Несмотря на депрессию, Кэт ясно оценивала ситуацию и сразу же поняла, что Трэвис оплатил эту палату. Что-то похожее на злость блеснуло в ее глазах, когда она посмотрела на него.

– Богатый человек. – Ее голос звучал невыразительно. – Да я лучше пойду на панель, чем возьму у тебя хотя бы цент. – Кэт перевела взгляд на доктора. – Я ухожу, согласны вы на это или нет.

В голосе Кэт не было ничего, кроме твердой решимости. Она проведет здесь ровно столько, сколько сочтет нужным, и не задержится в палате ни на минуту.
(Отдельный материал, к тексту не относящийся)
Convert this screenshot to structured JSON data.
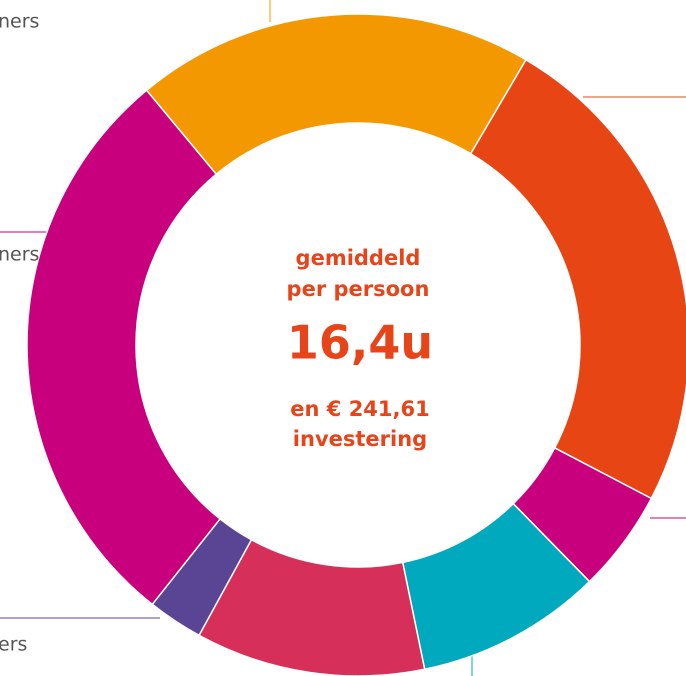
{
  "chart_data": {
    "type": "donut",
    "values": [
      19.5,
      24.2,
      5.0,
      9.1,
      11.2,
      2.7,
      28.3
    ],
    "colors": [
      "#f39800",
      "#e84515",
      "#c8007e",
      "#00a9bd",
      "#d6305a",
      "#5a4595",
      "#c8007e"
    ],
    "start_angle": 320.3,
    "center_text": [
      "gemiddeld",
      "per persoon",
      "16,4u",
      "en € 241,61",
      "investering"
    ],
    "side_labels": [
      "ners",
      "ners",
      "ers"
    ]
  }
}
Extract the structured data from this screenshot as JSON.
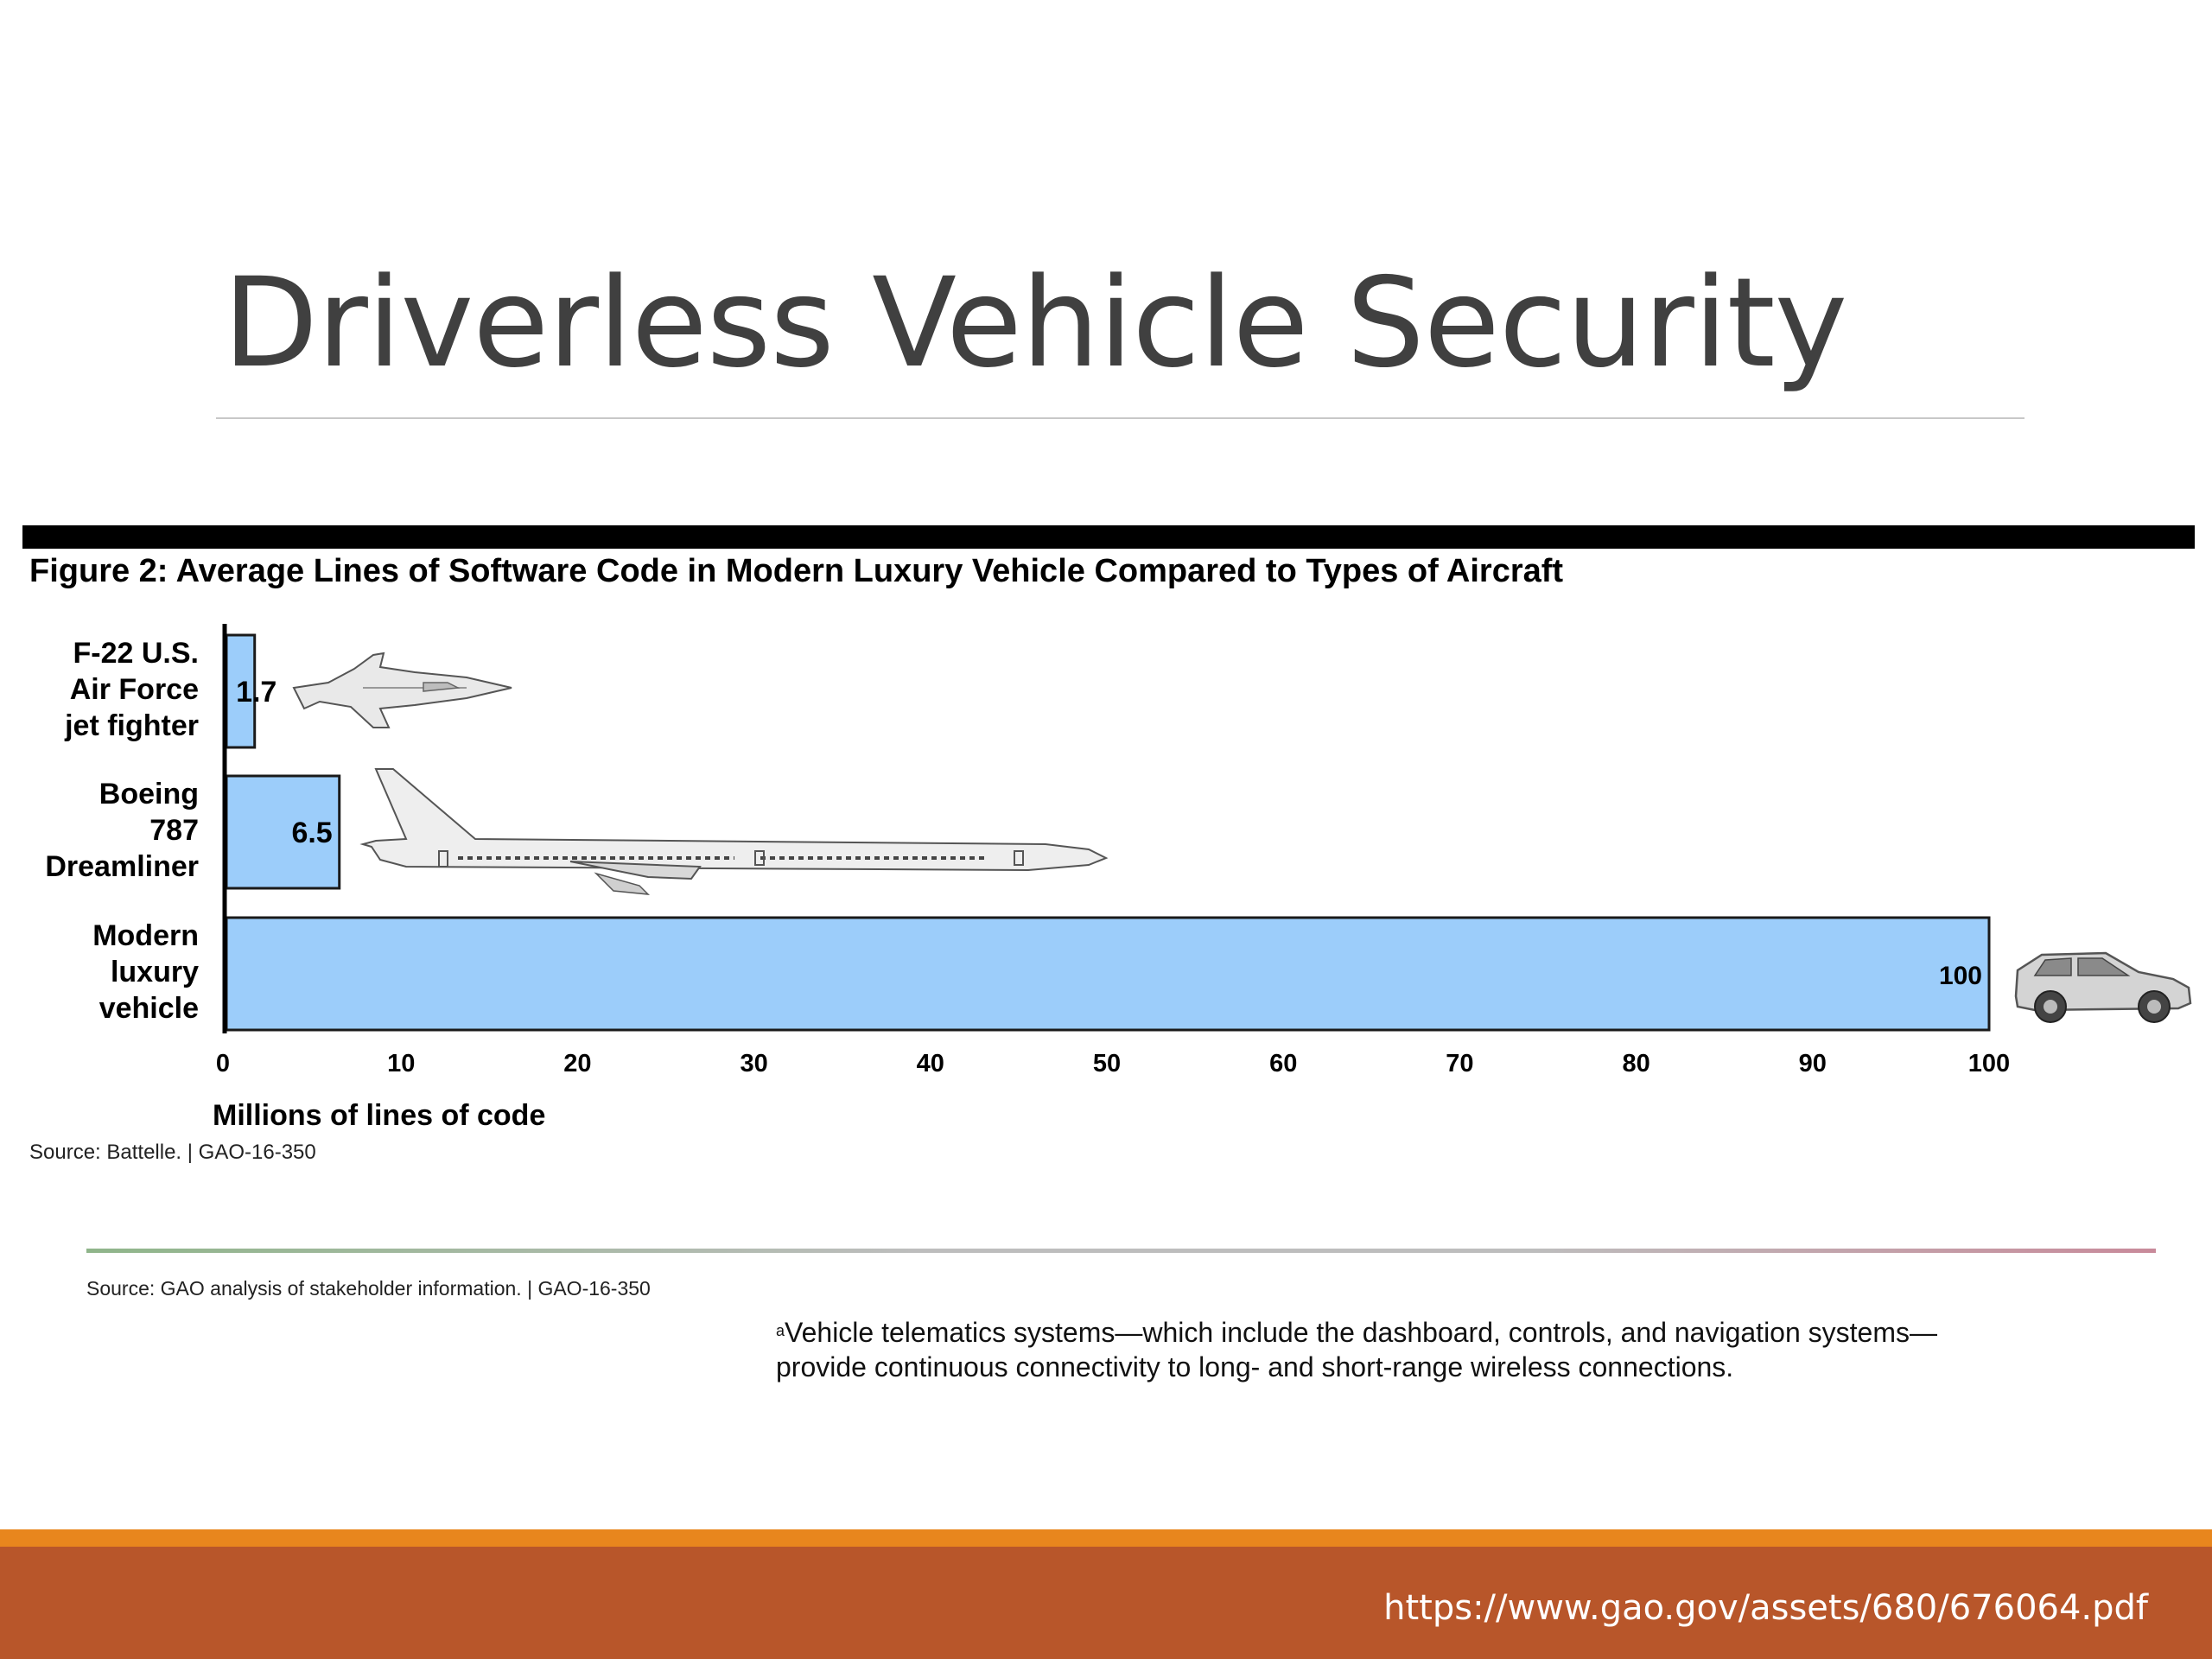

Как только Кэт окажется дома, ей не придется терпеть Трэвиса возле своей кровати, видеть его голубовато-зеленые глаза, следящие за каждым ее движением, считающие каждое дыхание и каждый удар сердца. Ему не разбить лед, ставший теперь ее единственным убежищем.

И доктор Стоун смирилась с неизбежным.

– Если хочешь уйти, не стану тебя задерживать.

– Но вы говорили, что ей необходимо провести здесь еще несколько дней, – возразил Трэвис.

– Да, это было бы лучше для Кэти, но я не собираюсь привязывать ее к кровати.

Трэвис догадался, почему Кэт решила покинуть больницу: она не желала находиться рядом с ним.

– Извините нас, мистер Дэнверс, – сказала доктор Стоун, – я хотела бы осмотреть свою пациентку.

Он молча встал и вышел из палаты. Отыскав таксофон, Трэвис набрал длинный ряд цифр и принялся разглядывать надписи, нацарапанные на обшарпанной стальной панели телефона.